東京都が2024年度第1四半期に開札した設計等委託の平均落札率は84・8%で、前年同期に比べプラス9・3ポイントと大幅にアップしたことが建通新聞社の調べで分かった。23年10月以降に原則適用した最低制限価格制度によって低価格での落札が減少したのが要因だ。設計等委託を構成する▽建築設計▽設備設計▽土木設計▽測量▽地質調査―の5業種で入札結果を分析した。
平均落札率は全ての業種で前年同期を上回って80%を超えた。具体的に見ると、高い順に設備設計が89・3%、建築設計が87・9%、土木設計が84・6%、地質調査が82%、測量が80・6%。また、増加幅は建築設計が最大のプラス15・3ポイントで、設備設計のプラス9・8ポイント、測量のプラス8・3ポイント、土木設計のプラス7・7ポイント、地質調査のプラス6・8ポイントが続いた。前年同期は落札率の最低値が28・5%で、60%以下の案件が全体の14%を占めていたのに対し、24年度第1四半期は落札率の最低値が61・7%となるなど、低価格落札の案件が少なくなった。
都は23年10月以降に発注する設計等委託の競争入札で原則全案件に最低制限価格を設定している。いずれの業種も下限値を予定価格の70%としているため、落札率が70%を切ることはない。
ただし、WTO対象と総合評価方式、単価契約は対象外となっているため、24年度第1四半期の開札案件でも5件は落札率が70%未満だった。うち3件(建築設計1件、測量2件)は総合評価方式で、残る2件(土木設計)は物品・委託に関連する業務を含むため最低制限価格を設定しなかった。
24年度第1四半期の開札案件は前年同期比26件減の390件(8月28日時点)。案件の減少に呼応して、総契約額も3億1000万円減の43億8400万円となっている。
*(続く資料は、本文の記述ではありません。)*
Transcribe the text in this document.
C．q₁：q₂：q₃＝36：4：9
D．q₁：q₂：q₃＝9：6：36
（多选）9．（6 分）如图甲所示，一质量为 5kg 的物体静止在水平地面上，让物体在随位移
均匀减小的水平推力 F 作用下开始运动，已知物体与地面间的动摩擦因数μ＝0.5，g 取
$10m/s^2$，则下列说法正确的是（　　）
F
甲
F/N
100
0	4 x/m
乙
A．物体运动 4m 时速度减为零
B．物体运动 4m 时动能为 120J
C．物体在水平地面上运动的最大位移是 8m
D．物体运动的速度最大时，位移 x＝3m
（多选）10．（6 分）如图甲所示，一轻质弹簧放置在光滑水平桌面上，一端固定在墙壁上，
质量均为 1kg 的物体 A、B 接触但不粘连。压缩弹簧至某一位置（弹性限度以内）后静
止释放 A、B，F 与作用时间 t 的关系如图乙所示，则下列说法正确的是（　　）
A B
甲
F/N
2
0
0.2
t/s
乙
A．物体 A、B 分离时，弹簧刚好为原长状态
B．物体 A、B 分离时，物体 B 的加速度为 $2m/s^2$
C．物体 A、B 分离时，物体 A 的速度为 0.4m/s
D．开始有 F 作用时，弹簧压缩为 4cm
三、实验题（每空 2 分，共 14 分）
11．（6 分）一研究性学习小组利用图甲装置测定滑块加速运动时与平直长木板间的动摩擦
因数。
業種別では建築設計のみ件数と総契約額がいずれも増加した。設備設計は9件増となったものの、高価格帯の案件が少なかったため、総契約額は1000万円の減。土木設計、測量、地質調査は件数と総契約額のいずれも減少している。
不調は前年同期に比べ22件増の45件。土木設計が12件増の23件、設備設計が9件増の17件、測量が1件増の2件、地質調査が1件増の1件で、建築設計だけが1件減の2件となっている。